Between takes the extra on the other side of the glass beams another thousand-watt smile at me, trying to figure out just what the hell I’m doing out there. The high set wall and glass preclude any verbal conversation – we’d both have to shout to be heard, which would be totally inappropriate – so it's my turn to do the mime-thing, pointing at the pans of water, then the Par Can above, and finally to the resulting watery reflections meant to simulate the effect of streetlights bouncing off the waters of Fisherman's Wharf.  Her face lights up as she finally connects the dots.

“Wow,” she mouths. “That’s really cool.”

I smile and shrug my shoulders. Creating illusions is what we do, however silly and convoluted the process might look.

After five or six long takes, the scene is done. As all those extras change back into street clothes and get ready to go home, the cameras and crew are already on another set preparing to shoot the next scene. This being a blocking-and-preshoot day, there’s much to be done before we  can think about going home.

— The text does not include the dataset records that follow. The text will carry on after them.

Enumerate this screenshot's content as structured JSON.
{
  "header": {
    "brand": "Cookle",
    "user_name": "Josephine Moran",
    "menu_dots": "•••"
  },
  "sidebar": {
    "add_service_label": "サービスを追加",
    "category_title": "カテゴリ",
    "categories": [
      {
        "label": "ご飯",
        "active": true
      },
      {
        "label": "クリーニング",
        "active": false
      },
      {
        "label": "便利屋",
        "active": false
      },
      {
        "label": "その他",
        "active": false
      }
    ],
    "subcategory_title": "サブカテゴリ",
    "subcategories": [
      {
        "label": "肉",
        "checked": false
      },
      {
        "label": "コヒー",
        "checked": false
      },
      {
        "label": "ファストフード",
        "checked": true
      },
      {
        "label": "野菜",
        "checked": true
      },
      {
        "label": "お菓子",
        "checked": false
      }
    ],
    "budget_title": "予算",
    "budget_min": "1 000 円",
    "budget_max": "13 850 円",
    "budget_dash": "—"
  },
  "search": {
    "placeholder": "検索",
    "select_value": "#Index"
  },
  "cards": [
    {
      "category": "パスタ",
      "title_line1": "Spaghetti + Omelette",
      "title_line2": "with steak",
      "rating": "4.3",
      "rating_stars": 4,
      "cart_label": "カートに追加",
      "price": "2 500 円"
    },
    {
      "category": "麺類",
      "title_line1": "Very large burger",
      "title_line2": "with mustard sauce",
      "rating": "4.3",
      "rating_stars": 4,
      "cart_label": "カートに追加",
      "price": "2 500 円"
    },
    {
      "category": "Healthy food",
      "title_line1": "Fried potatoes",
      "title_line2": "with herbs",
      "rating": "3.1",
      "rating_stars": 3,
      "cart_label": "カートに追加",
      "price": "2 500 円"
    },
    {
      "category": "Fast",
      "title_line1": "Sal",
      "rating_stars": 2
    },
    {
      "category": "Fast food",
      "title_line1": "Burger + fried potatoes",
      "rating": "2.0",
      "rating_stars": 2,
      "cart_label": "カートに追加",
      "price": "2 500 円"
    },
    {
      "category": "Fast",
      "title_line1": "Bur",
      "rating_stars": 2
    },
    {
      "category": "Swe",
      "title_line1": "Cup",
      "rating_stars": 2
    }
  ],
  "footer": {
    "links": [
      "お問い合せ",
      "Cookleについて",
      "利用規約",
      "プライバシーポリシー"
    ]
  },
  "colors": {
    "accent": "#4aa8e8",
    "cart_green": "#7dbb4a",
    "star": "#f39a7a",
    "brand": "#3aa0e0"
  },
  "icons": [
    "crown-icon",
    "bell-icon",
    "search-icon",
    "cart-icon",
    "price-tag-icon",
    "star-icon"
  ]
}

Such is the life of a day-player – this show one week, another show the next. Until (and unless) my regular crew lands a show of our own later this summer, I’ll be a tumbleweed rolling wherever the winds of Hollywood blow... and glad to have the work.


* You still see dollies on broadcast network multi-camera shows, but almost never on a cable show.  Once an integral part of every sit-com camera crew, dollies -- along with dolly grips and focus-pullers -- are now gone with the digital wind on cable, each three-man crew and dolly replaced by one camera operator and his-or-her camera pedestal.